Bumpous also says that recognizing these feelings is crucial because it honors the reality of your past experiences. Even if your parents’ behavior has changed, it is not canceled what happened or how you felt about it. “Only because they are different now does not mean that what happened … was not real, and that those feelings that it brings back are not real or valid,” he says.

I was also relieved to know that I am not a terrible parent because I am jealous of what my children share with their grandparents. “The truth is that jealousy is not really about that child. It is about a part of you that did not get what you needed at that time. And that is not your fault. Instead of beating yourself up because you feel that way, just try to see it as a signal, “says Bumpous.

Dealing with this problem can be a little more difficult relational. Bumpous proposes to be careful and intentional when discussing the subject with parents. “The search for the conversation can really be useful and promote healing, [but] Sometimes it’s not, “he says.

First, before diving into it: How is your current relationship with them? “Some parents have incredible … emotional adulthood that has developed in the course of their lives,” says Lurie. “And now that they are in this position to be parent and hopefully wiser, they can make room to have these hard conversations and to acknowledge that they may fall short.” If you feel that your parents will not be emotionally available to understand your experience, it might be best to manage this without confronting them about it. “Trying to approach them in the hope that they will appear now can lead to even more disappointment,” Lurie said.

Another question it is worth thinking about is: What do I hope to come from this conversation? If you strive to have more mutual understanding and to promote a moment of connection, having an open dialogue may be worth it. However, if the goal is easy to express frustration without expecting any actual resolution, Bumpous suggests that it can be more useful to process those emotions in other ways or now it is self-reflection, journaling, trusting in a trusted friend or seeking help with a therapist.
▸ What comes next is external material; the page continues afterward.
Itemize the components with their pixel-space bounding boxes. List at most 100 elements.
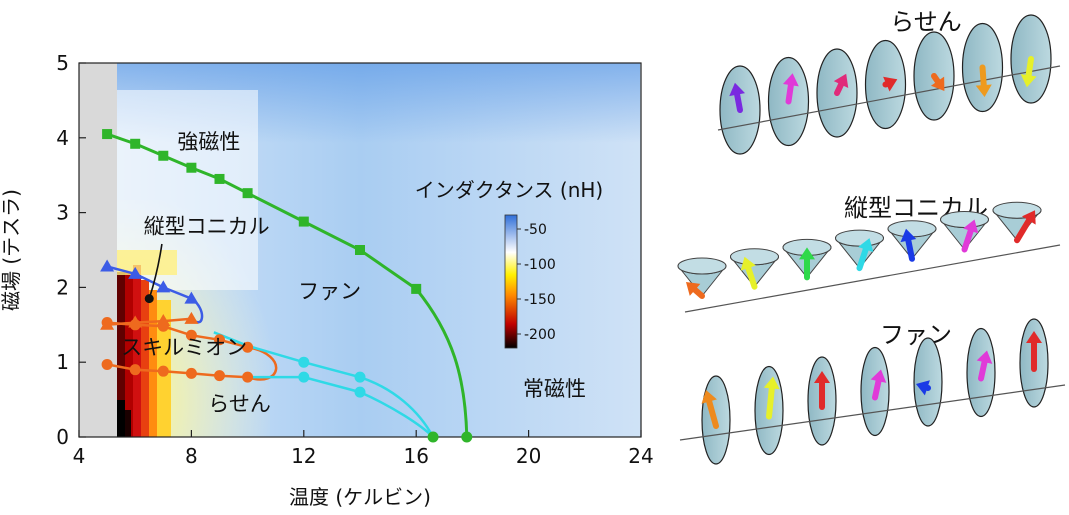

Several of the parents with whom I spoke found peace with the past by viewing the transformation of their parents with understanding and grace. “Forgiveness is so important. As a parent I know I have mistakes. I know I look back and think I could have done better. Heck, I see the difference in who I am for my last daughter versus my first. We all earn a little grace, “says Felicia.

I’ll be honest. Looking at the more playful side of my father sometimes still pulls something deep into me. But what has changed is that I have accepted that the desire for a different past could always be there. At the same time I now see him as a parent who has been grown, soften and – as all of us – still learns. So nowadays I stopped looking from the sidelines. I make it a point to sometimes forget the rules, to laugh together to build cartoons, cushion forts and just play with my children – and my Pa.